Ghost Hunting

'Ghost hunting’ is a popular term for the investigation of potentially paranormal, site-based anomalies, such as apparitions, poltergeist activity, unexplained noises and ‘cold spots'. 1  Many practitioners prefer the term ‘paranormal investigator’.  

Early Activity

The earliest recorded reference to a ghost hunt is found in a letter by Pliny the Younger (61-113AD), although the event described took place a century earlier and is most likely based on hearsay and legend.2 During the medieval period any attempt to investigate the apparent return of the dead would have risked accusations of witchcraft and heresy, and accordingly there are few reports of such activity. A rare late example is the 1662 ‘poltergeist’ episode known as the ‘Drummer of Tedworth’, which was investigated by Joseph Glanvill, and described by him in a form associating ghostly phenomena with the black arts.3 Ghost hunting started in earnest in the early Victorian period, as a fascination with the supernatural took hold.

Nineteenth Century  

The first serious ghost hunt on record was conducted by Major Edward Moor at Great Bealings house in Suffolk in 1834,  following the mysterious outbreak of servants’ bells in his home ringing spontaneously and uncontrollably.4 Moor, a professional soldier and writer, was among the first to treat such matters objectively. He did not claim that the ringing had a supernatural origin, but instead looked for ways to establish a normal cause. He subsequently wrote a book describing this and other similar occurrences elsewhere.

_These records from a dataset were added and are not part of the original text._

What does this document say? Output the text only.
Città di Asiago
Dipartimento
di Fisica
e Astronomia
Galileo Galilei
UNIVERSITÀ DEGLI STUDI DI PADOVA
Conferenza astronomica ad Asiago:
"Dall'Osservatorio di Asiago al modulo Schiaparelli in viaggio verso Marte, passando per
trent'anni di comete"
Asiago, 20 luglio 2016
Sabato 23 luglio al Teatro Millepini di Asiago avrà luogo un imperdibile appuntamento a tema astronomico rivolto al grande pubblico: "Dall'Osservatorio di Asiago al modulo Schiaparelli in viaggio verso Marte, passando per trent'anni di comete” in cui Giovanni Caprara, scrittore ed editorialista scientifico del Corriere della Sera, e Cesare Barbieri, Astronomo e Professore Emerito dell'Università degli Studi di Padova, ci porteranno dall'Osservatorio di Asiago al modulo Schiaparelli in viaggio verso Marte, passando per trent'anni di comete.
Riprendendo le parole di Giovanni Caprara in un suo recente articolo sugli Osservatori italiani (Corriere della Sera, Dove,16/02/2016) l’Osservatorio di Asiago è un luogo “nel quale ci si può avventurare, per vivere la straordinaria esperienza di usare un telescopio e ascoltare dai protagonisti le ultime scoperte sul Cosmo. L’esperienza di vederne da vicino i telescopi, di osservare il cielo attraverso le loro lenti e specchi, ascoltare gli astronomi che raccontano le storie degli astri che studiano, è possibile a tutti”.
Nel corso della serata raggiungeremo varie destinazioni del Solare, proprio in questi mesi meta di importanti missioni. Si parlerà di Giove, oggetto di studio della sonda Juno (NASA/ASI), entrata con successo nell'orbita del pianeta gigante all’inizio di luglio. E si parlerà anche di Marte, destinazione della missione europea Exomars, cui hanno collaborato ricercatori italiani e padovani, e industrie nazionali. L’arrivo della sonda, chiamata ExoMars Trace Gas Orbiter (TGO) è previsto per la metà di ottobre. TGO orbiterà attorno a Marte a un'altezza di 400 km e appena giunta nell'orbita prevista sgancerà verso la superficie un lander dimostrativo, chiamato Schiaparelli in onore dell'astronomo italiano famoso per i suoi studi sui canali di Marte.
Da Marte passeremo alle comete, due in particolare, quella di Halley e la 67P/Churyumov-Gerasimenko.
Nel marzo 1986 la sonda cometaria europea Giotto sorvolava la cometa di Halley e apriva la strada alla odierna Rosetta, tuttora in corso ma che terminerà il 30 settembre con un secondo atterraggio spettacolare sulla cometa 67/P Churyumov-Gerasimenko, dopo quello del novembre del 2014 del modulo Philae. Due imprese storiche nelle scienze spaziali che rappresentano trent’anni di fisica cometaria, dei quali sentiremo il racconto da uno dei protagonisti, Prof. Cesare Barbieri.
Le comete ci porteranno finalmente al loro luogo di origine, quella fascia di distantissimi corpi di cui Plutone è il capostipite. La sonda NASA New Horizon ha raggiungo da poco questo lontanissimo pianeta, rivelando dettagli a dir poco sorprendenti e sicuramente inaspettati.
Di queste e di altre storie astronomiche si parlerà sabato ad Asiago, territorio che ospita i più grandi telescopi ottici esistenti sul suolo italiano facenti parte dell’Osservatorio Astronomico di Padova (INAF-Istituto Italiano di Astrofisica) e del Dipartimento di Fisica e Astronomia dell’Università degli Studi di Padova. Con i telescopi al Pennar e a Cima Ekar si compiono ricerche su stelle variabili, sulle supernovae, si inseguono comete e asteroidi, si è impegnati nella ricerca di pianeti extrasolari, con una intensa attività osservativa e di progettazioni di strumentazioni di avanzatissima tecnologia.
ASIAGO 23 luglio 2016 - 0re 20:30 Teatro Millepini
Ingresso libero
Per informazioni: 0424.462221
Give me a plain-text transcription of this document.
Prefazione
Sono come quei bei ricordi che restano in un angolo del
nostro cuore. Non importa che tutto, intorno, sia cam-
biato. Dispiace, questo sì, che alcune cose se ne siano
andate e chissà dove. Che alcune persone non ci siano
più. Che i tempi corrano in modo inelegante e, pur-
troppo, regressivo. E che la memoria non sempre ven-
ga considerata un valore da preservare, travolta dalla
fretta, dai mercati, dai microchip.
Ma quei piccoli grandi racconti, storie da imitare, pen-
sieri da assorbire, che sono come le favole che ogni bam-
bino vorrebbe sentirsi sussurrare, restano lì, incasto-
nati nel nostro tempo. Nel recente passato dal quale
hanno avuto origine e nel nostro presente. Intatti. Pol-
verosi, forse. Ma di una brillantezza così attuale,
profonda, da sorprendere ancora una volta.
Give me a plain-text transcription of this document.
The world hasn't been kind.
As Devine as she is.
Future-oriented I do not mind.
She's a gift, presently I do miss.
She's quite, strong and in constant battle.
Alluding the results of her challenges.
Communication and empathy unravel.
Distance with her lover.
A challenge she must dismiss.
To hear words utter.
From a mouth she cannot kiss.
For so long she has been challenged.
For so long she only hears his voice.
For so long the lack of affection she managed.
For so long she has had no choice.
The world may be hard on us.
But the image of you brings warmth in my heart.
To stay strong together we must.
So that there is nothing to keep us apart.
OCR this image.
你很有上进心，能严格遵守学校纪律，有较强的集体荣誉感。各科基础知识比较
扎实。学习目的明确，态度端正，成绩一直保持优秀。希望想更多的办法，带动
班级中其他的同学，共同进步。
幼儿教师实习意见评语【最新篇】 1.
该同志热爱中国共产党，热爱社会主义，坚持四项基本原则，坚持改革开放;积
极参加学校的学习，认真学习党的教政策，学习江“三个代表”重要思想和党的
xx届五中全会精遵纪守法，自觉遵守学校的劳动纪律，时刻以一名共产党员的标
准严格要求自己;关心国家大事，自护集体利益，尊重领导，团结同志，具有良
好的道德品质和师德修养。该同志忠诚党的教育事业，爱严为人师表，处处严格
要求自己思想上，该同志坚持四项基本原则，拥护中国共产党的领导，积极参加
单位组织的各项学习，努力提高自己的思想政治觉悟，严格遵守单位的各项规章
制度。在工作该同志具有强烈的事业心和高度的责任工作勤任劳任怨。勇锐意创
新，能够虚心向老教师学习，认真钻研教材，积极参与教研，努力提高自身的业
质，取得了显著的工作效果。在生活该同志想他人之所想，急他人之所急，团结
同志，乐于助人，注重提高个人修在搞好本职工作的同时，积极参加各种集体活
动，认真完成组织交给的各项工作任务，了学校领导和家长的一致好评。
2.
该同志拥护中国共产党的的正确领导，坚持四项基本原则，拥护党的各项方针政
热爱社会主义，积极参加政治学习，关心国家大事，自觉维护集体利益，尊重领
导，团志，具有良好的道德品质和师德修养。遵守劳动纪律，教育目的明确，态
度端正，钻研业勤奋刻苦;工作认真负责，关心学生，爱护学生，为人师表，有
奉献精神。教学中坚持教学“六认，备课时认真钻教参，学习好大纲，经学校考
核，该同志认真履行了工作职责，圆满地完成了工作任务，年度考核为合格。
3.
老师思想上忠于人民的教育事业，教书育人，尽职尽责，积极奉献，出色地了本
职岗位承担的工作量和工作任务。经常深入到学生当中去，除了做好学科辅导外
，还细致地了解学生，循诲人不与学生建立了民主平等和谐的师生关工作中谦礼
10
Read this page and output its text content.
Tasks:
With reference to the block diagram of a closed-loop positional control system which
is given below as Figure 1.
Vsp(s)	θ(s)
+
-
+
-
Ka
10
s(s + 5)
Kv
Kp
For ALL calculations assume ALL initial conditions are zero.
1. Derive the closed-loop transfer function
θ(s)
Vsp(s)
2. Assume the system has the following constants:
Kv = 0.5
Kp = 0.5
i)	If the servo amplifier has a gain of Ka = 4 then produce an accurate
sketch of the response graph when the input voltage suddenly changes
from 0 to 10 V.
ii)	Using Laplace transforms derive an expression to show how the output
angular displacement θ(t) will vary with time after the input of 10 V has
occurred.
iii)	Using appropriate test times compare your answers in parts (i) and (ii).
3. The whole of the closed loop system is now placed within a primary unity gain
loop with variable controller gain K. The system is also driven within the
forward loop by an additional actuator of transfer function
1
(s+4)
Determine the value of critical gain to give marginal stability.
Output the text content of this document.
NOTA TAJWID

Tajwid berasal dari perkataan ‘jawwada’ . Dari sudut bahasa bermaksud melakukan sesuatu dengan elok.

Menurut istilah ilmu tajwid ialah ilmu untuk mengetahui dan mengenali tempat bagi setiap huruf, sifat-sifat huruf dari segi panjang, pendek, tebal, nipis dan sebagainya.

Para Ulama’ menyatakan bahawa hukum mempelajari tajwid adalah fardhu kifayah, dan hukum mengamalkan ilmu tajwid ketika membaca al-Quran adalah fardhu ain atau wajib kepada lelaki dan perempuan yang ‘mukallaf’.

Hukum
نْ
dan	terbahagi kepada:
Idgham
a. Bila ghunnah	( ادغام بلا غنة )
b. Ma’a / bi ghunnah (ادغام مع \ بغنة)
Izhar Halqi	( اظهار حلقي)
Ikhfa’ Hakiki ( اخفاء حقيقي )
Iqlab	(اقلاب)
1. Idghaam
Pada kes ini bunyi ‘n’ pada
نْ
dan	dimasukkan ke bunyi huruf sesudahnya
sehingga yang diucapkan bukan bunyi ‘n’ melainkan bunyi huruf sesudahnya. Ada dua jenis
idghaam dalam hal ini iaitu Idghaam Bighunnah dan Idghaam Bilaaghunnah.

Educated professionals became interested in spontaneous ghostly phenomena in greater numbers following the eruption of the Spiritualist movement in the mid-nineteenth century. The Ghost Club, set up in 1862, included among its earliest members the novelist Charles Dickens, the Cambridge philosopher Henry Sidgwick and other academics and clergymen.5 Members of the Society for Psychical Research (SPR), established in 1882, included physicists William Barrett and Lord Rayleigh, and the future prime minister Arthur Balfour.6 These organizations focused more on people-centred investigations; ghost hunting – in the sense of visits to reputedly haunted locations – remained the exception. However, books by independent researchers soon began to appear; these included Ghost World (1893) by TF Thiselton-Dyer, whose early theorizing included doubts about the ability of a ghost to cross water,7 and Haunted Houses (1907) by Charles Harper, a more-or-less comprehensive chronicle of alleged haunts.8


The huge numbers of deaths caused by the First World War led to resurgence in interest in the investigation of phenomena suggesting survival of death. The arrival of motor transport facilitated site-based investigations. This period brought to prominence Elliott O’Donnell (1872 -1965), the first man to refer to himself as a ‘ghost hunter’. O’Donnell visited countless haunted houses over a fifty year period, but there appears to have been little method in his investigations, leading to suspicions that he overdramatized much of what he reported. 9

Harry Price (1881-1948) was the first paranormal researcher to try to apply a scientific methodology to ghost hunting. In 1926, he set up the well-funded National Laboratory of Psychical Research, which included a laboratory séance room and a vast array of scientific gadgets, some of them suitable for field based research, such as a bowl of mercury for detecting tremors in a room or passage.10 Other equipment included:

  • Electroscopes, used to detect the presence and magnitude of electrical charge on a body.
  • Galvanometer, used to dect and measure electric current.
  • Barograph, a now obsolete piece of equipment used to make continuous recoding of atmospheric pressure.
  • Thermograph, used to make continuous readings of temperature.
  • Air testers, for recording the circulation of air.11

Price is best-known for his extended investigation of Borley Rectory, during which he produced a set of detailed instructions and protocols for other investigators to follow. An energetic self-promoter, Price ensured that his investigations were well-publicized, among them one carried out in Chiswick Museum in 1932, where he and the philosopher CEM Joad spent a night on a bed said to be haunted. He also injected new life into the Ghost Club two years after it had ceased to function in 1936. Price’s shortcomings as an investigator have been much discussed, but there is little doubt that he helped more than anyone to modernise ghost hunting as an activity.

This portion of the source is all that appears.